Albeiro Diaz with HTG Supply in Oklahoma City believes that the practice of hydroponics can be restorative.

“Many customers find that growing in hydroponics is therapeutic, because it brings them closer to nature without the mess of soil,” he says. “I got involved because, as a consumer, I wanted to take back some power when it came to choosing where I receive some of my food each week. I wanted to grow varieties I don’t see in the store, like purple tomatoes or wild strawberries. Above all else, I wanted my produce to be fresh – right off the vine.”

After getting over the initial shock of no soil, the advantages of indoors hydroponics systems become clear. Farmers are able to produce food literally anywhere in the world without worrying about growing seasons. Essential nutrients can be added in exact quantities. Vertical space can be used, increasing planting density. Water unused by the plants is recycled. And soil conditions can be ignored because, well, you’re not using it. 

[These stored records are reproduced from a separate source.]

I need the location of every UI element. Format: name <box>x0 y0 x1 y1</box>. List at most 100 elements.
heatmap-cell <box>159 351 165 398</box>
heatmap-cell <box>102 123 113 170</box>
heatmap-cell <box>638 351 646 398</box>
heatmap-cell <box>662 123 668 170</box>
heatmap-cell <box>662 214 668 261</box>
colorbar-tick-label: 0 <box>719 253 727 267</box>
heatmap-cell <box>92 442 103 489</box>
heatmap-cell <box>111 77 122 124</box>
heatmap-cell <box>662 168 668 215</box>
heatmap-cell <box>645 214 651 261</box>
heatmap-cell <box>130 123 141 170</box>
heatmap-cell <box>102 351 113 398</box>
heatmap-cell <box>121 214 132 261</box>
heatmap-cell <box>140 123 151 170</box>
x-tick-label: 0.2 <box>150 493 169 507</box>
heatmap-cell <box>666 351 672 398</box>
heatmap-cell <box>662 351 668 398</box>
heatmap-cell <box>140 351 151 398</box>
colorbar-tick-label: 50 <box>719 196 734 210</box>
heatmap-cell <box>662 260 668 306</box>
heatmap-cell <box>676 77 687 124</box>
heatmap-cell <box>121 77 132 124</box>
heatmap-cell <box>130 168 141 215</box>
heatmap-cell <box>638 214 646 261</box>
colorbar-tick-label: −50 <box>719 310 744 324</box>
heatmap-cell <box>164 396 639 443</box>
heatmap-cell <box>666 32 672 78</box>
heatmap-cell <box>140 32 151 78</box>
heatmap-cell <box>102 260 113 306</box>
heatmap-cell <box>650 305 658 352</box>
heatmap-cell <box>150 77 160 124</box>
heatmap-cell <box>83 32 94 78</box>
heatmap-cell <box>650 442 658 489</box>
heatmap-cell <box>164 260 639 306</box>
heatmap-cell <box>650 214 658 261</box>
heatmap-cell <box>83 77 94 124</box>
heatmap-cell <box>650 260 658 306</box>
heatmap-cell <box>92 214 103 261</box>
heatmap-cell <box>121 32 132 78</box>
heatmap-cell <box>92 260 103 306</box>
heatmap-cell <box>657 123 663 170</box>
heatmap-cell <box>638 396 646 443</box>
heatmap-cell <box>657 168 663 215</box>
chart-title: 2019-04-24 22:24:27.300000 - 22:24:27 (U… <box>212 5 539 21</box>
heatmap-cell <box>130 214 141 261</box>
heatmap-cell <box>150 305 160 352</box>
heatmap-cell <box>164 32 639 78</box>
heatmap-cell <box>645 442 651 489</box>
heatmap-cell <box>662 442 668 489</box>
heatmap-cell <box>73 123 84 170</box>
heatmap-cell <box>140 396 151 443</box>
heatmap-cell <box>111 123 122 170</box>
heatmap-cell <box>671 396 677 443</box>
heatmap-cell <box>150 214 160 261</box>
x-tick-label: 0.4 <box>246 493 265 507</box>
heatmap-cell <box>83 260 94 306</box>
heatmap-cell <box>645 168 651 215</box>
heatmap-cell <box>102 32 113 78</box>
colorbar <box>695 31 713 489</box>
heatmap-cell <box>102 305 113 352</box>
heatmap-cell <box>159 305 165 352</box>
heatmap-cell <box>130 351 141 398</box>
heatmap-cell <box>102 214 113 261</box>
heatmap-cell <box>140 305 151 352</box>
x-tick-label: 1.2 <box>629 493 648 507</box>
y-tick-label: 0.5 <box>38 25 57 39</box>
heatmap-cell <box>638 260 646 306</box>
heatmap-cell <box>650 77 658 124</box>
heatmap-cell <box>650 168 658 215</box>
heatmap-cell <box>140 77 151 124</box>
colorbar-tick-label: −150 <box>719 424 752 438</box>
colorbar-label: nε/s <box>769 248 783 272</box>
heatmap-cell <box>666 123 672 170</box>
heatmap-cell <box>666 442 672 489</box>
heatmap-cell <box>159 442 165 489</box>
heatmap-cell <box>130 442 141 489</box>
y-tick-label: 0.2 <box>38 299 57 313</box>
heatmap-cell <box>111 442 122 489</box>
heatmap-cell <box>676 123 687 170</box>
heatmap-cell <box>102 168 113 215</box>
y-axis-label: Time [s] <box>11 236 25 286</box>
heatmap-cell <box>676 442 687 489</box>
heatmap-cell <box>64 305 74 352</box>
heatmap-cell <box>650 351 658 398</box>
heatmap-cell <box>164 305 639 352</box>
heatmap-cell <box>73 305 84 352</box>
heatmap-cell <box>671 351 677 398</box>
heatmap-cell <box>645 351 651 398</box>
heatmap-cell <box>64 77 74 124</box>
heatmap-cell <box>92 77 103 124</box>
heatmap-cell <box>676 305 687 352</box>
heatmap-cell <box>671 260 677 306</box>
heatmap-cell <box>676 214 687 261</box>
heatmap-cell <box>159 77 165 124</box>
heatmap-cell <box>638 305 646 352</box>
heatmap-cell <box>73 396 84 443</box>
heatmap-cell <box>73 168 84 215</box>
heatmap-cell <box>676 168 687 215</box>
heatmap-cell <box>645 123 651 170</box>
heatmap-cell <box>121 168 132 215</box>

Still not convinced hydroponics can be a good idea for some growers? According to GreenOurPlanet.org, when compared to soil-based crops, hydroponics’ advantages include:

  • an increase in production of three to 10 times in the same amount of soil space;
  • up to 90% more efficient use of water;
  • no pest control or chemical weed products;
  • some crops can be grown in half the time; 
  • crops can be grown in climates where weather conditions are unfavorable.

“If you want vigorous growth, bigger fruits and faster yields, you should definitely try hydroponics,” says Diaz. “Our priority is always the success of your first harvest.”